Taufiq Ismail Diusir Dari Simposium Tragedi PKI
Jakarta, Gontornews–Budayawan sekaligus penyair senior Indonesia Taufiq Ismail mendapat cemohan dari sejumlah peserta Simposium Nasional Membedah Tragedi 1965 yang digelar di Hotel Aryaduta Jakarta Pusat, Selasa (19/4). Saat itu, pria yang bergelar Datuk Panji Alam Khalifatullah ini diminta membacakan sebuah puisi disela-sela acara.
Namun, ketika puisi dibacakan, Ilham Aidit, anak dari Dipa Nusantara (DN) Aidit merespon negatif bacaan puisi itu dan berteriak kepada Taufiq. Provokator!! Peserta lain pun mengikuti sikap Ilham.

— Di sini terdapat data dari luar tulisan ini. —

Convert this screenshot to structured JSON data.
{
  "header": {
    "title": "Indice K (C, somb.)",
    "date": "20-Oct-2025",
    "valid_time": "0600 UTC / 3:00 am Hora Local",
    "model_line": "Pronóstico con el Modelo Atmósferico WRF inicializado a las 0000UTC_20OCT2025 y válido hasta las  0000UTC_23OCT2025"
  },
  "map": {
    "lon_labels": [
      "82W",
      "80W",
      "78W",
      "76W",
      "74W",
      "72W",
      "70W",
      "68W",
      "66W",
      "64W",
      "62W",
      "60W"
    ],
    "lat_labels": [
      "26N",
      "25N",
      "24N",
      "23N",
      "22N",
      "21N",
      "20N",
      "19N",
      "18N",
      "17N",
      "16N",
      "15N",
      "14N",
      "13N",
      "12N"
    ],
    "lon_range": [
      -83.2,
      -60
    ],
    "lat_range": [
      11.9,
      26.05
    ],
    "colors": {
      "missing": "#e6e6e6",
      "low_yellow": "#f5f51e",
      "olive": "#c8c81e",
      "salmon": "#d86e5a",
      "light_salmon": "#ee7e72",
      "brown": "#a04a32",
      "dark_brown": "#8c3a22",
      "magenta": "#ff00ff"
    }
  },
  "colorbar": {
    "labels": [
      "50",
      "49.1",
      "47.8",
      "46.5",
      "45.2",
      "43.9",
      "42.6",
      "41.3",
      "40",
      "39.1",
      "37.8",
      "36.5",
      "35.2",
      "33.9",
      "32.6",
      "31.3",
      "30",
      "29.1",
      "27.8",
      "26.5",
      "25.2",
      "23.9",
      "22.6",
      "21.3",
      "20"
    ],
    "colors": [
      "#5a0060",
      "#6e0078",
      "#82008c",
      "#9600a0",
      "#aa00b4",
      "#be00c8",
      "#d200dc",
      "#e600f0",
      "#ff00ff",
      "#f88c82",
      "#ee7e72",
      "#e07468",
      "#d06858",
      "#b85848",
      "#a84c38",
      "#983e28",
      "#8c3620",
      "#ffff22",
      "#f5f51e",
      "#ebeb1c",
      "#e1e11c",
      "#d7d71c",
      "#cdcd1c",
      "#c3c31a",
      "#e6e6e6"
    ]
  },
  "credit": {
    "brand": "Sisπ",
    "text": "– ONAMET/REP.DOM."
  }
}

Simposium yang digagas Forum Silaturahmi Anak Bangsa ini awalnya dimaksudkan untuk menyelesaikan konflik dan trauma serta mendudukkan Peristiwa 1965 yang sebenarnya dalam perspektif sejarah. Pada forum itu pemerintah memfasilitasi diskusi terbuka dan menghadirkan sejumlah korban, saksi, pakar sejarah, pegiat HAM dan pejabat pemerintah.
Acara yang berlangsung tanggal 18 – 19 April 2016 ini sempat dijaga ketat oleh apaarat keamanan karena mendapat penolakan dari Front Pancasila yang melakukan aksi demo disekitar tugu tani dan di depan hotel.
Sementara, Taufik Ismail sendiri merupakan salah satu tokoh pendiri Manifes Kebudayaan yang sempat terlibat perseteruan budaya dengan seniman dari Lembaga Kebudayaan Rakyat (Lekra) yang merupakan underbouw Partai Komunis Indonesia yang didirikan oleh DN Aidit bersama kawan-kawannya. Peristiwa itu tertuang dalam karyanya berjudul Prahara Budaya: Kilas-balik Ofensif Lekra/PKI dkk, kumpulan dokumen pergolakan sejarah (dalam Bahasa Indonesia).
Berikut ini puisi yang dibacakan Taufiq Ismail yang menjadi perbincangan hangat diberbagai media social.
Dua orang cucuku, bertanya tentang angka-angka
Datuk-datuk, aku mau bertanya tentang angka-angka
Kata Aidan, cucuku laki-laki
Aku juga, aku juga, kata Rania cucuku yang perempuan
Aku juga mau bertanya tentang angka-angka
Rupanya mereka pernah membaca bukuku tentang angka-angka dan ini agak mengherankan
Karena mestinya mereka bertanya tentang puisi
Tetapi baiklah,
Rupanya mereka di sekolahnya di SMA ada tugas menulis makalah
Mengenai puisi, dia sudah banyak bertanya ini itu, sering berdiskusi
Sekarang Aidan dan Rania datang dengan ide mereka menulis makalah tentang angka-angka
Begini datuk,
Katanya ada partai di dunia itu membantai 120 juta orang, selama 74 tahun di 75 negara
Kemudian kata Aida dan Rania, ya..ya..120 juta orang yang dibantai
Setiap hari mereka membantai 4500 orang selama 74 tahun di 75 negara
Kemudian cucuku bertanya
Datuk-datuk, kok ada orang begitu ganas..?
Kemudian dia bertanya lagi
kenapa itu datuk? Mengapa begitu banyak?
Mereka melakukan kerja paksa, merebut kekuasaan di suatu negara
Kerja paksa
Kemudian orang-orang di bangsanya sendiri berjatuhan mati
Kerja paksa
Kemudian yang ke dua
Sesudah kerja paksa,
Program ekonomi diseluruh negara komunis tidak ada satupun yang berhasil
Mati kelaparan, bergelimpangan di jalan-jalan
Kemudian yang ketiga,
Sebab jatuhnya Puisi ini
Sebabnya adalah mereka membantai bangsanya sendiri,
Mereka membantai bangsanya sendiri
Di Indonesia
Pertamakali di bawa oleh Musso, di bawa Musso.